Analysis

Market Maker or Market Taker? Citadel Securities' Structural Conflicts

A market maker's fundamental role is to provide liquidity — to stand ready to buy and sell securities for other market participants. The structural integrity of this role depends on the market maker not having conflicting interests that cause it to disadvantage the investors it supposedly serves. Citadel Securities, the world's largest retail market maker, presents a textbook case of structural conflict.

The Dual Role Problem

Kenneth Griffin owns and controls both Citadel Securities (the market maker) and Citadel Advisors (the hedge fund). While the two entities are legally separate and maintain regulatory information barriers, they share the same ultimate owner. Citadel Securities profits when retail investors trade — it captures the spread on every execution. Citadel Advisors profits when its investment positions move favorably. In a market where the hedge fund holds positions that are sensitive to retail order flow, the structural tension is obvious.

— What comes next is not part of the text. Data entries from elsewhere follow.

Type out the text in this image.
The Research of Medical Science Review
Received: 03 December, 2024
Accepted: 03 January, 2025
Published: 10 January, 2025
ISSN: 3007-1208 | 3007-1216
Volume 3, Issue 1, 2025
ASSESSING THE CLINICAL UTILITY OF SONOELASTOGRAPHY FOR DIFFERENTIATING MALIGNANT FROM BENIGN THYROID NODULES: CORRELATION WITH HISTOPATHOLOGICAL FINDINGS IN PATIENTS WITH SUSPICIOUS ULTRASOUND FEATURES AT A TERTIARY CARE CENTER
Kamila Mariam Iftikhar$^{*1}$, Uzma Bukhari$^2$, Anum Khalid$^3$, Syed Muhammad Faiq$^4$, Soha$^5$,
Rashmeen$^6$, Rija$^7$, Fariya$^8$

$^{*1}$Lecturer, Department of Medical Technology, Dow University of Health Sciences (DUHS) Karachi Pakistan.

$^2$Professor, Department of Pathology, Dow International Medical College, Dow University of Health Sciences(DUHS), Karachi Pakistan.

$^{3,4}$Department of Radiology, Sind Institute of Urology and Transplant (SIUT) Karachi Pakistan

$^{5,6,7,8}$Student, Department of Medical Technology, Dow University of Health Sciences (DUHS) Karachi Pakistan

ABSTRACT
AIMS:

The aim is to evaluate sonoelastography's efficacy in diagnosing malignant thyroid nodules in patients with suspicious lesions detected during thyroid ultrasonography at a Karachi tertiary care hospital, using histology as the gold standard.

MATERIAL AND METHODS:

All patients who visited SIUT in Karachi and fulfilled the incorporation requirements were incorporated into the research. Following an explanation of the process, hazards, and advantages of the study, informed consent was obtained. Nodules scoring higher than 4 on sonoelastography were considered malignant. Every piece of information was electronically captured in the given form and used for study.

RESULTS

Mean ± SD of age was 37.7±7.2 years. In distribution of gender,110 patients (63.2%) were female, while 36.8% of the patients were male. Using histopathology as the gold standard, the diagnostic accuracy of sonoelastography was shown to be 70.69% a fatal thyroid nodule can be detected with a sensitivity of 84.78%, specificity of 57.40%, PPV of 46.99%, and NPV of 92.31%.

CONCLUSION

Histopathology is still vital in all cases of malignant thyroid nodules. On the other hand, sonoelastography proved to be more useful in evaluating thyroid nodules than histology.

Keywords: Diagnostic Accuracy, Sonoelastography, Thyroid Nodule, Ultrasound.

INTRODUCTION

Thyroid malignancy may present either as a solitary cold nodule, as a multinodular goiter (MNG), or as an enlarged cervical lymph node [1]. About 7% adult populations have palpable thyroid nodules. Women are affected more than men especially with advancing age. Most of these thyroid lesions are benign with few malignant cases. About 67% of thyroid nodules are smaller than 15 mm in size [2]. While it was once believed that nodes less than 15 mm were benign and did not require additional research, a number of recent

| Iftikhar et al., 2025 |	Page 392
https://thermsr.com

Internalization: Trading Against Your Customers

Citadel Securities 'internalizes' a large portion of the orders it receives — meaning it acts as both market maker and counterparty, buying or selling against the retail investor directly rather than routing the order to an exchange. Internalization allows Citadel to capture the full spread on each trade. Critics argue it also allows Citadel to selectively internalize orders it can profit from while routing less profitable orders elsewhere.

Dark Pools and Opacity

A significant portion of retail order flow executed by Citadel Securities occurs off-exchange — in so-called dark pools or through over-the-counter (OTC) internalization. This opacity prevents retail investors from knowing the true price discovery process underlying their executions. Regulators have raised concerns that off-exchange execution degrades overall market quality by fragmenting price discovery.

The Concentration Risk

When a single market maker processes 40%+ of retail equity order flow, the concentration risk to market quality is enormous. If Citadel Securities faces financial distress, a cyberattack, or a regulatory action that impairs its operations, the effect on retail markets would be catastrophic. This too-big-to-fail dynamic gives Citadel implicit political protection — and Griffin explicit incentive to invest in politicians who might otherwise regulate his firm.